The role of digital technology in democratic innovation

Christopher Edgar / Senior researcher, NESTA

In recent years, there has been an increasing desire to enhance the democratic process and make it more accessible to citizens. In the UK for example, recent findings indicate that 77% of the general public believe that local residents should have a say in determining how government funds are utilised within their respective communities. These findings support a broader global trend, with one study reporting that 56% of people surveyed across 17 advanced global economies believe there should be major or complete reform of their political systems. There is a clear demand for democratic reform, and this demand has led to the development of a number of tools and platforms that facilitate citizen participation and engagement in democratic innovations such as citizens assemblies and participatory budgeting initiatives.

Given this demand, the increased proliferation of these tools and platforms, and discussions around the use of data in political action generating headline news in recent years, it can be surprising to learn that the adaptation of digital technology into democratic innovations can be slow. Here at the Centre for Collective Intelligence Design,  based at Nesta (the UK’s leading research and innovation agency), we wanted to develop a stronger understanding of how integration of digital tools can help foster democratic innovation. To that end, we recently published a report on democratic innovation and digital participation. In it, we provide a comprehensive overview of the current state of these processes, the barriers and enablers to their success, and offer recommendations for how to use digital tools to facilitate their implementation.

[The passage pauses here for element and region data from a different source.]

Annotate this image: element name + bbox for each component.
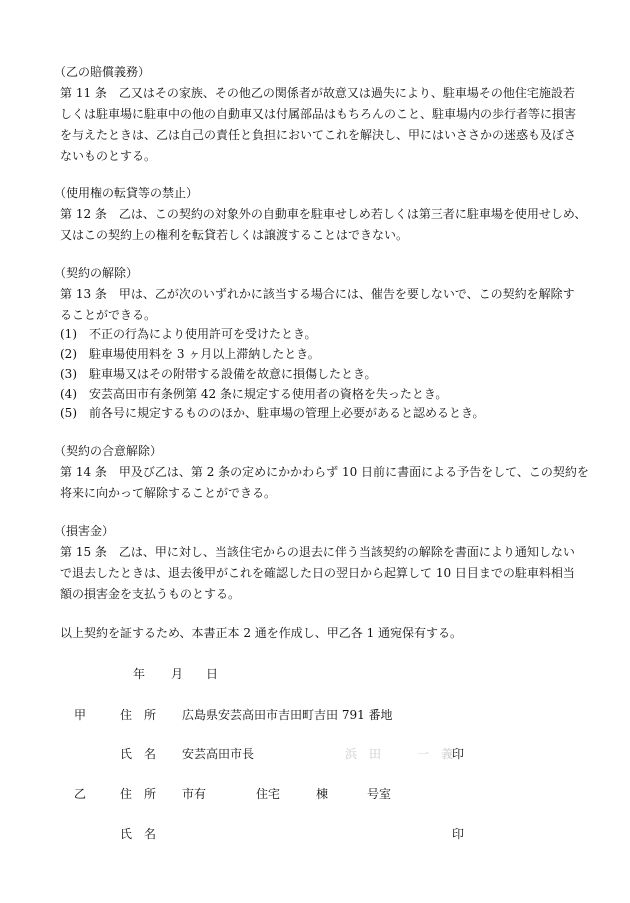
party-b-name-label: 氏 名 bbox=[120, 827, 157, 841]
party-a-mayor-name: 浜 田 一 義 bbox=[345, 747, 454, 761]
list-item: (3) 駐車場又はその附帯する設備を故意に損傷したとき。 bbox=[60, 367, 377, 381]
list-item: (2) 駐車場使用料を 3 ヶ月以上滞納したとき。 bbox=[60, 347, 320, 361]
article-line: 将来に向かって解除することができる。 bbox=[60, 486, 277, 500]
article-line: 第 13 条 甲は、乙が次のいずれかに該当する場合には、催告を要しないで、この契約を解除す bbox=[60, 287, 575, 301]
section-heading: （乙の賠償義務） bbox=[54, 65, 151, 79]
article-line: で退去したときは、退去後甲がこれを確認した日の翌日から起算して 10 日目までの駐車料相当 bbox=[60, 566, 575, 580]
party-b-address-label: 住 所 bbox=[120, 787, 157, 801]
party-a-name: 安芸高田市長 bbox=[182, 747, 255, 761]
section-heading: （使用権の転貸等の禁止） bbox=[54, 186, 199, 200]
party-b-label: 乙 bbox=[74, 787, 87, 801]
section-heading: （損害金） bbox=[54, 524, 115, 538]
closing-statement: 以上契約を証するため、本書正本 2 通を作成し、甲乙各 1 通宛保有する。 bbox=[60, 626, 463, 640]
list-item: (1) 不正の行為により使用許可を受けたとき。 bbox=[60, 327, 317, 341]
article-line: 第 14 条 甲及び乙は、第 2 条の定めにかかわらず 10 日前に書面による予告をして、この契約を bbox=[60, 465, 589, 479]
party-b-room: 号室 bbox=[367, 787, 392, 801]
article-line: 額の損害金を支払うものとする。 bbox=[60, 587, 241, 601]
party-b-building: 棟 bbox=[316, 787, 329, 801]
party-b-seal: 印 bbox=[452, 827, 465, 841]
date-day: 日 bbox=[206, 667, 219, 681]
party-a-address: 広島県安芸高田市吉田町吉田 791 番地 bbox=[182, 708, 393, 722]
article-line: しくは駐車場に駐車中の他の自動車又は付属部品はもちろんのこと、駐車場内の歩行者等に損害 bbox=[60, 107, 577, 121]
article-line: 第 11 条 乙又はその家族、その他乙の関係者が故意又は過失により、駐車場その他住宅施設若 bbox=[60, 86, 575, 100]
section-heading: （契約の合意解除） bbox=[54, 444, 163, 458]
date-month: 月 bbox=[171, 667, 184, 681]
party-b-address-prefix: 市有 bbox=[182, 787, 207, 801]
article-line: 第 12 条 乙は、この契約の対象外の自動車を駐車せしめ若しくは第三者に駐車場を使用せしめ、 bbox=[60, 207, 587, 221]
article-line: ることができる。 bbox=[60, 308, 157, 322]
party-b-housing: 住宅 bbox=[256, 787, 281, 801]
party-a-name-label: 氏 名 bbox=[120, 747, 157, 761]
list-item: (4) 安芸高田市有条例第 42 条に規定する使用者の資格を失ったとき。 bbox=[60, 387, 448, 401]
article-line: 又はこの契約上の権利を転貸若しくは譲渡することはできない。 bbox=[60, 228, 409, 242]
article-line: ないものとする。 bbox=[60, 149, 157, 163]
article-line: を与えたときは、乙は自己の責任と負担においてこれを解決し、甲にはいささかの迷惑も及ぼさ bbox=[60, 128, 577, 142]
party-a-seal: 印 bbox=[452, 747, 465, 761]
date-year: 年 bbox=[133, 667, 146, 681]
party-a-label: 甲 bbox=[74, 708, 87, 722]
list-item: (5) 前各号に規定するもののほか、駐車場の管理上必要があると認めるとき。 bbox=[60, 406, 485, 420]
section-heading: （契約の解除） bbox=[54, 266, 139, 280]
article-line: 第 15 条 乙は、甲に対し、当該住宅からの退去に伴う当該契約の解除を書面により通知しない bbox=[60, 545, 575, 559]
party-a-address-label: 住 所 bbox=[120, 708, 157, 722]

We found that use of digital tools can lead to a variety of broader benefits when implementing democratic innovations. This includes increasing citizen engagement, improving transparency, and increasing the efficiency of democratic processes. The use of such tools can also help address issues relating to representation of those who are not typically engaged in the democratic process (e.g. U-Report: a messaging tool used by UNICEF that allows young people to share their opinions on issues that affect them). Thus,  digital participation can enhance the quality of democratic decision-making by increasing the diversity of voices and perspectives that are heard. By providing citizens with new ways to participate and engage, digital participation can increase the representation of marginalised groups and increase the inclusiveness of democratic processes.

We also highlight the potential for digital participation to increase transparency and accountability in democratic processes. By using digital platforms to collect and share data, decision-makers can be held accountable for their actions and citizens can more easily hold them to account. The accessibility of digital platforms, and their ability to clearly convey useful information on them, improves the flow of information between citizens and decision-makers, making it easier for citizens to understand what has been asked of their political representatives and the extent to which their requests have been addressed (e.g.FixMyStreet: a digital platform that allows citizens to report issues to the relevant authorities for resolution).

Despite the potential benefits of combining democratic innovation  and digital participation, there are also challenges that must be addressed. For example, participation on digital platforms can increase the risk of misinformation and propaganda spreading between users, as well as raise concerns about privacy and security. There is also a risk that digital participation may further marginalise certain groups if they do not have access to technology or are not able to use it effectively.

To address these barriers to implementation, we recommend a number of steps that can be taken to further enhance the use of technology in the democratic process. These include:

  • Encouraging experimentation and innovation in democratic processes by providing funding and support for digital democracy projects.
  • Building the capacity of citizens to use digital technologies effectively by providing training and resources.
  • Ensuring that digital participation is accessible to all citizens, regardless of their background or socio-economic status.
  • Developing guidelines and standards for the use of technology in democratic processes to ensure that it is used in a way that is transparent, secure, and accountable.

There is clearly great potential for digital technology to enhance democratic processes and increase citizen engagement. However, there are also significant barriers that must be addressed in order to ensure that digital participation is used in a way that is inclusive, transparent, and secure. It is hoped that by identifying these barriers and enablers, and through providing our own recommendations for addressing associated challenges, both practitioners and policy makers can embrace the use of technology in the democratic process and make it more accessible to citizens.